A Boy That Cried Mythos: Verification Is Collapsing Trust in Anthropic

Security researcher Davi Ottenheimer has published a detailed takedown of Anthropic's cybersecurity claims around Claude Mythos Preview, and the details aren't pretty. The company's 244-page system card, which is supposed to justify why the model is too dangerous to release, dedicates just seven pages to actual security content. Those seven pages contain zero mentions of fuzzing, no CVE identifiers, no CVSS severity scores, and no disclosure timelines. The word 'thousands,' which Anthropic's marketing team used liberally in press materials about zero-day vulnerabilities, appears exactly once in the entire document, referring to transcript reviews during alignment testing.

The flagship Firefox 147 demonstration collapses under scrutiny. It wasn't actually Firefox. Anthropic used Mythos to test against a SpiderMonkey JavaScript shell running in a container, stripped of the browser's sandbox and other security mitigations. The 50 crash categories weren't discovered by Mythos either. They were pre-found by Claude Opus 4.6, and Mozilla had already shipped patches in Firefox 148 before the evaluation started. The headline 72.4% full code execution rate? Remove the two most exploitable bugs and it drops to 4.4%, which Ottenheimer notes is indistinguishable from Claude Sonnet 4.6's performance. Independent analysis from AISLE reportedly found that smaller open-weight models could replicate the same findings.

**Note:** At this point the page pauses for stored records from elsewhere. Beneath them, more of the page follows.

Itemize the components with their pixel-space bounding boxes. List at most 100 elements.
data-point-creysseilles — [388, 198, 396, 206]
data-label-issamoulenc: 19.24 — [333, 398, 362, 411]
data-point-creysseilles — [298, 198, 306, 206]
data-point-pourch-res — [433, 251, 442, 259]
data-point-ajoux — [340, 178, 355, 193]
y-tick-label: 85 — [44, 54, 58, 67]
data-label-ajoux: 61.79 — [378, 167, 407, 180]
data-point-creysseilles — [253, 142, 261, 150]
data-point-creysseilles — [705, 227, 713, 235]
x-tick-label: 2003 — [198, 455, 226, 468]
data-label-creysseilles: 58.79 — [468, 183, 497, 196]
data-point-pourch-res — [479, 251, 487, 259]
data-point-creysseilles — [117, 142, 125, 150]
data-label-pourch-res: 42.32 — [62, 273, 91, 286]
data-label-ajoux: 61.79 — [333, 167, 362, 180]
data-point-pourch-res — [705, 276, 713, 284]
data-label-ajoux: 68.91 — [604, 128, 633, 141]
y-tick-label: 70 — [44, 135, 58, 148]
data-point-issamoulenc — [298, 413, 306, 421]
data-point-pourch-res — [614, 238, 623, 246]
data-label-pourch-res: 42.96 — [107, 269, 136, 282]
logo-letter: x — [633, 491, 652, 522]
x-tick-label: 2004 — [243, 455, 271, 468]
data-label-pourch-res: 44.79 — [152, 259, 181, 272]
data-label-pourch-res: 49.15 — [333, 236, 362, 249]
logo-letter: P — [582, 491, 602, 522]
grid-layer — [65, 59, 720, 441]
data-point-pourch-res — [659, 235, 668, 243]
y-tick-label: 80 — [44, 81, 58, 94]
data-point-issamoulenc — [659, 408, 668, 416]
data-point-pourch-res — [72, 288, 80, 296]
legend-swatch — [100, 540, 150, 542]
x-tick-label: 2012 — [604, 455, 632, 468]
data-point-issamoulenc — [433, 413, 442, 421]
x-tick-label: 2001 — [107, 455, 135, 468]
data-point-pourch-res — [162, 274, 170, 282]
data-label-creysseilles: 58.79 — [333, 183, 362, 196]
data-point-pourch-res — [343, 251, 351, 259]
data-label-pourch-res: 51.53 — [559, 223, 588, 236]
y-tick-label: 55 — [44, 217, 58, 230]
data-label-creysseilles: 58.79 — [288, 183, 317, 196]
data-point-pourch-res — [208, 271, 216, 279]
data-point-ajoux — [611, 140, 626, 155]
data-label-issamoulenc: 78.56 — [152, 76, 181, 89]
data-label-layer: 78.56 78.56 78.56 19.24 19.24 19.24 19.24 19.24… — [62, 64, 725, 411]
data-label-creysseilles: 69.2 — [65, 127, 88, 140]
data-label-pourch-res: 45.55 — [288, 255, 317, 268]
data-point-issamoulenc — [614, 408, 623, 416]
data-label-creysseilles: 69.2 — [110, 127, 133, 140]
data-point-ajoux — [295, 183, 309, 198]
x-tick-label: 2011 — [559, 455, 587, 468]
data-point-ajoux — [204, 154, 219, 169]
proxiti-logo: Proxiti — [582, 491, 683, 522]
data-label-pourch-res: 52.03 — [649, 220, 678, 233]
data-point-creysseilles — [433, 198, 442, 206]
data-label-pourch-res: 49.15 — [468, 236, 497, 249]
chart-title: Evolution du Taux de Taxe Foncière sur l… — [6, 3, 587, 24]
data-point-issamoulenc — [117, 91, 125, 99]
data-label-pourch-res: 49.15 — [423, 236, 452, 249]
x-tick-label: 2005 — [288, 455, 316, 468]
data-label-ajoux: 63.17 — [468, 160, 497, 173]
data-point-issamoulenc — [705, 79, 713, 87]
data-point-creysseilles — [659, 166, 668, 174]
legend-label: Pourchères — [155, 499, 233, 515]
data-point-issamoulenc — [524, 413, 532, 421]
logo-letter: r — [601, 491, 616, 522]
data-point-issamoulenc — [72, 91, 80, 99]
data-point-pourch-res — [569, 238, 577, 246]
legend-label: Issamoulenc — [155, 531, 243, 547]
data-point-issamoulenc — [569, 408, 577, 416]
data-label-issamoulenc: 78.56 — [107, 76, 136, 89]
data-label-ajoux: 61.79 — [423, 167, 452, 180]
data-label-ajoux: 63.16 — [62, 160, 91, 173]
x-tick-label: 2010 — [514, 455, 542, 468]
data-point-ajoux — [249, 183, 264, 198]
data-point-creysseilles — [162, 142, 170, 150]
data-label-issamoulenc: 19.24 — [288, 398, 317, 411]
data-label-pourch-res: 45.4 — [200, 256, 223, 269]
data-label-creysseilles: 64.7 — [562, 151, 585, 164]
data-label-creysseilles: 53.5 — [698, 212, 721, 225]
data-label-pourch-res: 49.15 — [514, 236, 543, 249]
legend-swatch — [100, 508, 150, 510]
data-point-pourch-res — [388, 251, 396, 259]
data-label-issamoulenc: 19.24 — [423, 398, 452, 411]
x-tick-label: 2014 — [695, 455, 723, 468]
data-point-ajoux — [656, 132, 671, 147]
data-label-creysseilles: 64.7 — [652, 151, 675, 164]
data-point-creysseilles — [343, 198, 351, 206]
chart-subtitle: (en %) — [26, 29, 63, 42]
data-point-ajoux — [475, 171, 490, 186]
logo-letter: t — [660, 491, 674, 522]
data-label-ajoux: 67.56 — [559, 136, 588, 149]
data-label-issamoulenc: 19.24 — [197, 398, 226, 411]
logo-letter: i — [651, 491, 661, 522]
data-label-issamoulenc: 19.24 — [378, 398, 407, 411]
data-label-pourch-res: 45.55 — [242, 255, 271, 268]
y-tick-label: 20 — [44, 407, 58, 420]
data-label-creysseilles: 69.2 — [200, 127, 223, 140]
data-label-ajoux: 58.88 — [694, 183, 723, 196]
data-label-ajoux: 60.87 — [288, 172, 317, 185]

Then there's Project Glasswing. Anthropic calls it a '$100 million defensive initiative'. The actual cash commitment is $4 million. The rest is product credits for the thing being evaluated. No Glasswing partner has publicly confirmed any specific finding. The promised 90-day public report hasn't materialized. Partners are bound by NDAs that prevent them from verifying or challenging Anthropic's claims, creating a convenient accountability gap. Ottenheimer calls the whole initiative regulatory capture dressed up as responsible AI.

Some security community pushback has been reasonable. Several researchers pointed out that building working exploits is genuinely hard even when bugs are handed to you, so dismissing the exploitation step as minor isn't fair. Others noted that NDAs alone could explain partner silence without implying deception. Fair points. But the core problem holds: if AI companies want us to believe their agents represent a step change in offensive capability, the technical docs need to back up the press releases. For Anthropic right now, they don't.